Stocks are the true independents in this election

From

Don’t let election predictions or results impact your investment choices.

What does the rematch between Joe Biden and Donald Trump in the 2024 U.S. presidential election mean to financial markets?

Holding a presidential election when emotions are running high, and the political divide seems wider than ever feels momentous. After all, the selection of a particular candidate or political party can result in significant changes to economic, social and environmental policies that affect industries or market sectors.

But election results don’t drive financial market outcomes over time, so trying to time your investments around elections doesn’t pay. Neither does positioning your portfolio based on expected outcomes. You may have heard that one party is good or bad for stocks in general or particular industries. Based on the data, we haven’t seen that the conventional wisdom holds true over time.

We believe your saving and investing behaviour should drive your financial success — developing and sticking to a long-term plan.

The political party controlling 1600 Pennsylvania Ave. isn’t likely to affect your retirement needs or the amount of money you save for a down payment on a home. The levers you can pull to improve your chances of enjoying a fully funded retirement or financing a college education for a loved one exist independently of the party in office.

We understand the anxiety you may be feeling as we approach the election. It’s natural, and it’s real. Figure 1 shows that market volatility increases near the time of the Democratic and Republican party national conventions through Election Day. But this volatility has historically subsided just as quickly after the election.

If we widen our lens to look at market volatility in the years before and after presidential elections, we find that volatility stayed in the same general range. If electoral outcomes had huge impacts on markets, we would expect to see some big divergence or changes. We just don’t see evidence that electoral outcomes move markets.

Some investors might look at Figure 1 and conclude they could gain something by trading out of markets around elections and getting back in later. Our analysis shows, however, that it’s best to maintain a consistent approach by staying focused on your investment goals and not jumping in and out of the market. Figure 2 shows returns for different trading strategies around presidential elections.

Markets have tended to go up much more often than they have tended to go down over time, so it’s better, on average, to be in the market. And because market gains often come in short, sharp jumps, being out of the market when these jumps occur could seriously affect your long-term returns. That’s why the best result shown in Figure 2 was staying invested, while the worst result was staying out of the market for the longest period. Trading in or out around the election produced outcomes between the two extremes.

What’s likely to drive market returns in the short run?

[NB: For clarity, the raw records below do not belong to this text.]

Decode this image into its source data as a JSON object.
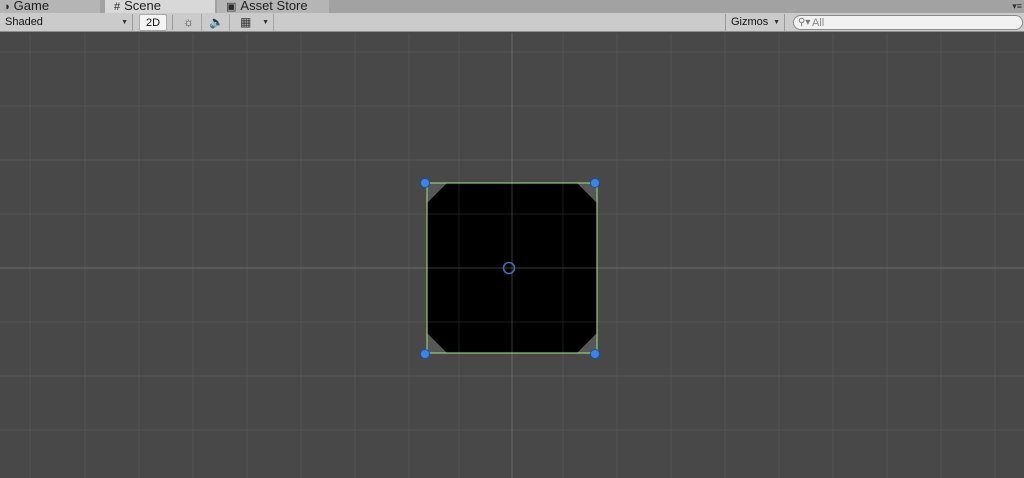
{
  "tabs": [
    {
      "label": "Game",
      "icon": "pacman-icon"
    },
    {
      "label": "Scene",
      "icon": "grid-icon"
    },
    {
      "label": "Asset Store",
      "icon": "bag-icon"
    }
  ],
  "toolbar": {
    "shading_mode": "Shaded",
    "mode_2d_label": "2D",
    "lighting_icon": "sun-icon",
    "audio_icon": "speaker-icon",
    "effects_icon": "image-icon",
    "gizmos_label": "Gizmos",
    "search_placeholder": "All"
  },
  "colors": {
    "scene_background": "#484848",
    "grid_line": "#555555",
    "selection_outline": "#8fcf74",
    "handle": "#3a86e6",
    "sprite": "#000000"
  }
}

As we’ve seen since late last year, rising and falling expectations for rate cuts[1] by the Federal Reserve (Fed) are a significant source of volatility in the global markets. We believe this volatility will continue up to and beyond election day. Investors want to see continued economic resilience and clarity around Fed policy before they make corporate profits and other business fundamentals their primary investment considerations.

It’s also important to note that the U.S. isn’t alone in electing new leadership in 2024. Voters in countries accounting for 60% of the world’s gross domestic product (GDP) will go to the polls.1Each of these elections can potentially change the course of policy that affects the regulatory and operating environment for businesses.

Geopolitical tension hangs over the market as well. Beyond their tragic humanitarian impacts, the ongoing wars in Ukraine and Gaza remain threats to turn into broader conflicts that could ripple through the global economy.

So, what should I do about the election?

Our analysis suggests that investors who do best over the long haul stick to their plans and stay diversified, not try to time the market by trading in and out of asset classes.

Figure 3 demonstrates how performance and leadership vary across asset classes during election years. The only discernible pattern we see is that a balanced approach has delivered performance consistently in the middle of the pack, avoiding the big swings we see elsewhere.

Stay focused on your financial goals

We think this data helps clarify the difficulty of positioning your portfolio in anticipation of electoral outcomes. Betting on politics is hard and potentially costly, even if you pick the right candidate or political party. You must be correct in predicting the winning candidate and time trades perfectly and correctly foresee the winning candidate’s effect on the markets.

Don’t let election predictions or results impact your investment choices. We believe successful long-term investing relies on developing and sticking to your financial plan.